A Bendire's Thrasher was also a bit of a surprise at this location.  I was not aware that their breeding range extended that far north. 

Bendire's Thrasher

On the way home, we spent a short time looking for the Gray Catbird that had been reported in the Flagstaff area.

Gray Catbird

In addition to this trip up north, I also made a couple of 3 day trips.  The first trip was to Rancho El Aribabi in Sonora, Mexico, to assist in leading the Tucson Audubon Society's field trip to this magical place.  The location is only about 35 miles south of the US/Mexico border and many of the bird species are common with Arizona, but a couple of species are a bit more prevalent and easier to see and hear, namely, the Sinaloa Wren.  Was able to get a photo and also made a video on my cell phone just to capture its rich melodic song.  Not much to see on the attached video, but you can hear it clearly.

Sinaloa Wren

Click on this link:

Video and audio file of a Sinaloa Wren.

Other birds and arthropods are shown below.

 American Rubyspot

 Broad-billed Hummingbird

Painted Damsel - Beautiful and a first for me!
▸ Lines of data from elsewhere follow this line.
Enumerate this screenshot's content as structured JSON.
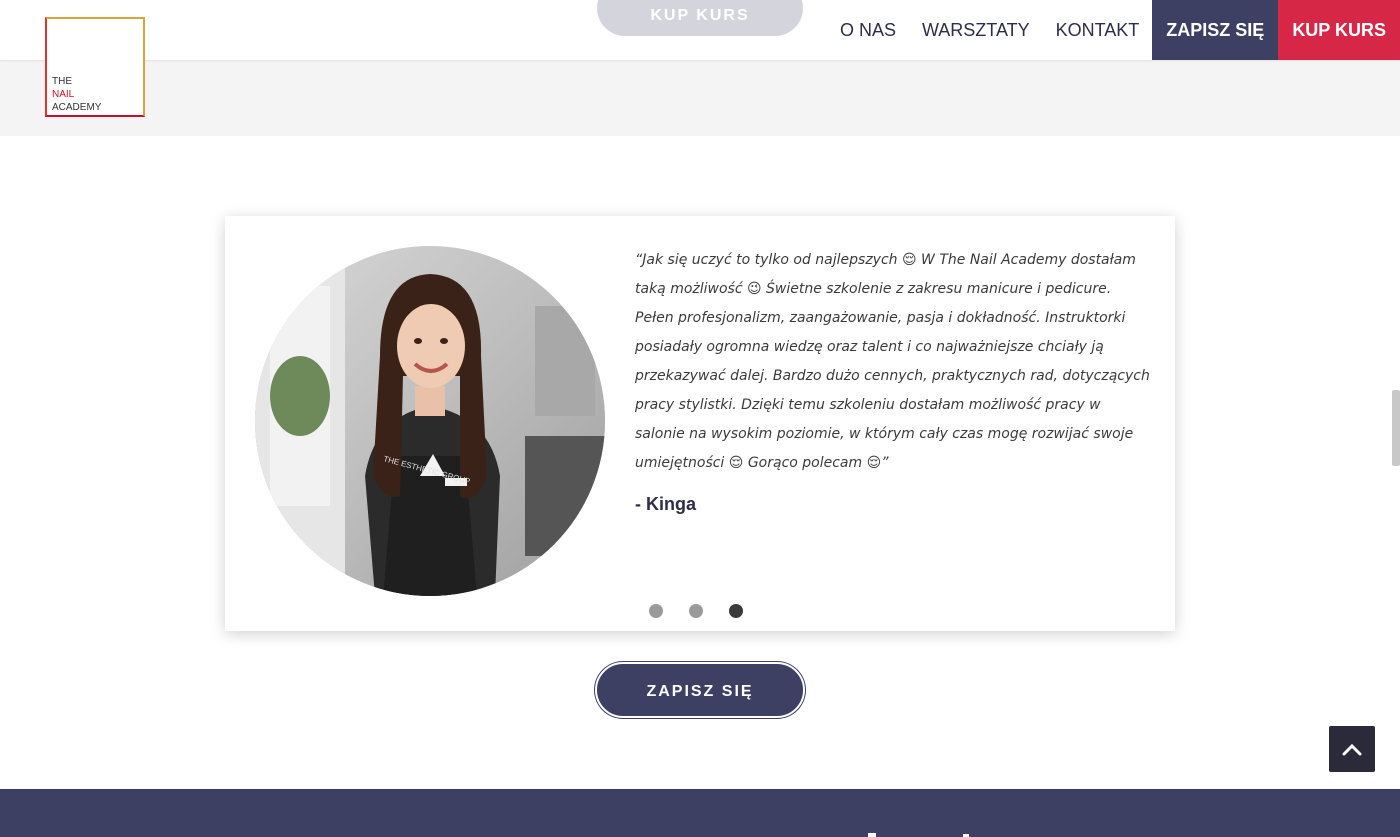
{
  "brand": {
    "logo_line1": "THE",
    "logo_line2": "NAIL",
    "logo_line3": "ACADEMY",
    "accent_red": "#d62747",
    "accent_navy": "#3d3f63"
  },
  "header": {
    "ghost_button_label": "KUP KURS",
    "nav": [
      {
        "label": "O NAS"
      },
      {
        "label": "WARSZTATY"
      },
      {
        "label": "KONTAKT"
      },
      {
        "label": "ZAPISZ SIĘ"
      },
      {
        "label": "KUP KURS"
      }
    ]
  },
  "testimonial": {
    "quote": "“Jak się uczyć to tylko od najlepszych 😌 W The Nail Academy dostałam taką możliwość 😉 Świetne szkolenie z zakresu manicure i pedicure. Pełen profesjonalizm, zaangażowanie, pasja i dokładność. Instruktorki posiadały ogromna wiedzę oraz talent i co najważniejsze chciały ją przekazywać dalej. Bardzo dużo cennych, praktycznych rad, dotyczących pracy stylistki. Dzięki temu szkoleniu dostałam możliwość pracy w salonie na wysokim poziomie, w którym cały czas mogę rozwijać swoje umiejętności 😌 Gorąco polecam 😌”",
    "author": "- Kinga",
    "apron_text": "THE ESTHETIC GROUP",
    "slides_total": 3,
    "slide_active": 3
  },
  "cta": {
    "label": "ZAPISZ SIĘ"
  },
  "icons": {
    "back_to_top": "chevron-up-icon"
  }
}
 Bullock's Oriole-Hate feeder shots, but sometimes you have to take advantage.

 Olive-sided Flycatcher

Sonoran Spotted Whiptail

The second trip in May, was a trip to Greenlee County, Arizona, that I led for the Maricopa Audubon Society.  We spent 3 days exploring some of the birding spots in Greenlee County, which is the most under-birded county in Arizona, mostly due to its location along the far eastern border with New Mexico.  

 Cedar Waxwing

 Olive Warbler

Vermilion Flycatcher - Female

This is the third year in a row that a Yellow-throated Vireo has returned to the same location in Arizona in Yavapai County.  It really does not belong here in the summer, as their normal range in the eastern half of the US.  Of course I had to chase it to add it to my Arizona list.

Yellow-throated Vireo - Rare for Arizona

The rest of my exploration time in May focused on local places, including my 'patch' area (South Mountain Park), where I go hiking to get some exercise and see what all kinds of natural flora and fauna I can find.  

 Black-tailed Gnatcatcher

Black-tailed Gnatcatcher

 Adult Verdin with fledgling

 Loggerhead Shrike fledgling

White-winged Dove

Cordilleran Flycatcher


Antelope Ground Squirrel

Black-tailed Jackrabbit

 Springwater Dancer

Zela Metalmark

The month of May was a very busy, but a very rewarding month for getting out and exploring what nature has to offer in Arizona and Sonora.  

In July, I will be traveling to yet another international destination.  Obviously the focus of my destinations are centered around our wonderful avian friends in this world.  Ernie Welch and I decided on a trip to Ecuador this summer.  Ecuador is a country that is situated on the Equator and in size is about the size of the state of Nevada.  But it ranks high in bird species density; over 1600 species has been reported in this beautiful country.  Currently, my free time is spent in preparation for this exciting trip.  I hope to add a lot of new life birds to my list.